Again, Kurt was silent. His eyes met Lindy's and he tilted his forehead until it touched against hers. Their contact, skin on skin, was the only thing keeping him composed. He had not completely forgotten the shotgun nor the ample amount of heroin that would await him if he walked away alive that day. But one thing alone distracted him from both of those things substantially.
He lowered his hand until it was over Lindy's abdomen, feeling over her t-shirt around the spot where their baby, the life that they had created together, was growing. It was naturally impossible, but Kurt convinced himself that he could feel the baby's life energy pulsating out of Lindy and right into his hand, straight up through his arm and into the confines of his cold heart. He felt a glow in his chest, a tiny inkling of light that had not flourished since Frances had been born.
"If we go," Kurt began, his voice hoarse, "I need you to stay with me. Don't let go of me."
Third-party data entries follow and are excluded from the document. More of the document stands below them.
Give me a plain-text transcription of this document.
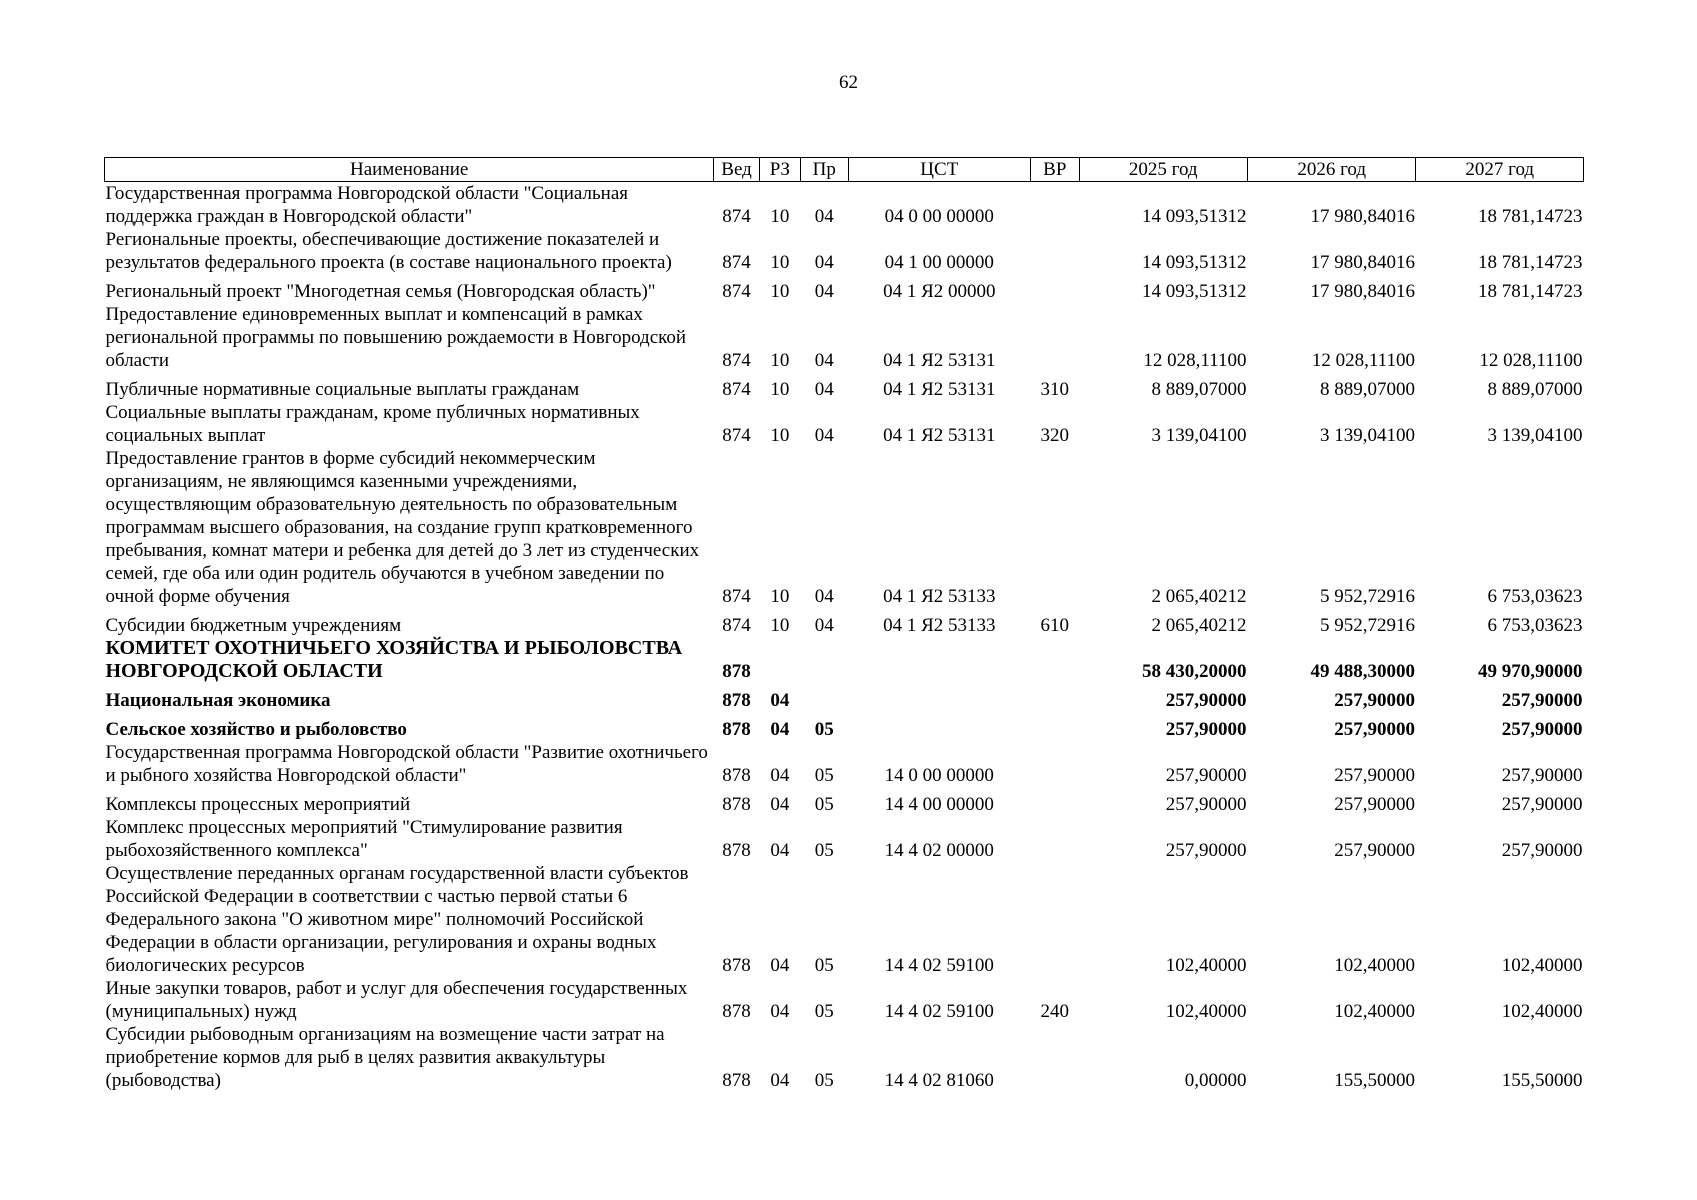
62
Наименование	Вед	РЗ	Пр	ЦСТ	ВР	2025 год	2026 год	2027 год
Государственная программа Новгородской области "Социальная поддержка граждан в Новгородской области"	874	10	04	04 0 00 00000		14 093,51312	17 980,84016	18 781,14723
Региональные проекты, обеспечивающие достижение показателей и результатов федерального проекта (в составе национального проекта)	874	10	04	04 1 00 00000		14 093,51312	17 980,84016	18 781,14723
Региональный проект "Многодетная семья (Новгородская область)"	874	10	04	04 1 Я2 00000		14 093,51312	17 980,84016	18 781,14723
Предоставление единовременных выплат и компенсаций в рамках региональной программы по повышению рождаемости в Новгородской области	874	10	04	04 1 Я2 53131		12 028,11100	12 028,11100	12 028,11100
Публичные нормативные социальные выплаты гражданам	874	10	04	04 1 Я2 53131	310	8 889,07000	8 889,07000	8 889,07000
Социальные выплаты гражданам, кроме публичных нормативных социальных выплат	874	10	04	04 1 Я2 53131	320	3 139,04100	3 139,04100	3 139,04100
Предоставление грантов в форме субсидий некоммерческим организациям, не являющимся казенными учреждениями, осуществляющим образовательную деятельность по образовательным программам высшего образования, на создание групп кратковременного пребывания, комнат матери и ребенка для детей до 3 лет из студенческих семей, где оба или один родитель обучаются в учебном заведении по очной форме обучения	874	10	04	04 1 Я2 53133		2 065,40212	5 952,72916	6 753,03623
Субсидии бюджетным учреждениям	874	10	04	04 1 Я2 53133	610	2 065,40212	5 952,72916	6 753,03623
КОМИТЕТ ОХОТНИЧЬЕГО ХОЗЯЙСТВА И РЫБОЛОВСТВА НОВГОРОДСКОЙ ОБЛАСТИ	878					58 430,20000	49 488,30000	49 970,90000
Национальная экономика	878	04				257,90000	257,90000	257,90000
Сельское хозяйство и рыболовство	878	04	05			257,90000	257,90000	257,90000
Государственная программа Новгородской области "Развитие охотничьего и рыбного хозяйства Новгородской области"	878	04	05	14 0 00 00000		257,90000	257,90000	257,90000
Комплексы процессных мероприятий	878	04	05	14 4 00 00000		257,90000	257,90000	257,90000
Комплекс процессных мероприятий "Стимулирование развития рыбохозяйственного комплекса"	878	04	05	14 4 02 00000		257,90000	257,90000	257,90000
Осуществление переданных органам государственной власти субъектов Российской Федерации в соответствии с частью первой статьи 6 Федерального закона "О животном мире" полномочий Российской Федерации в области организации, регулирования и охраны водных биологических ресурсов	878	04	05	14 4 02 59100		102,40000	102,40000	102,40000
Иные закупки товаров, работ и услуг для обеспечения государственных (муниципальных) нужд	878	04	05	14 4 02 59100	240	102,40000	102,40000	102,40000
Субсидии рыбоводным организациям на возмещение части затрат на приобретение кормов для рыб в целях развития аквакультуры (рыбоводства)	878	04	05	14 4 02 81060		0,00000	155,50000	155,50000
Physically, he did not think he would be able to walk down the stairs and return back into the world that had betrayed him. He could have forgotten it all and erased himself, but in that instant, he chose not to. His reasons for living outweighed his reasons for dying. One reason was back in the city of Los Angeles and the other two were right in front of him.
But when he asked Lindy to hold fast to him, he alluded to something else that was far from simple bodily contact. He would need her to be there for the long journey that was now ahead. He didn't think he would get through it unless he knew that she was next to him, holding on with the assurance that together, they would make it through.
"I won't. I'll be right here," Lindy promised.
It was the easiest promise that she had ever made. It outweighed all the others that she had made in the past. And it only became easier as she helped Kurt up, and while holding his hand, led him out through the French doors and into the faint morning sun.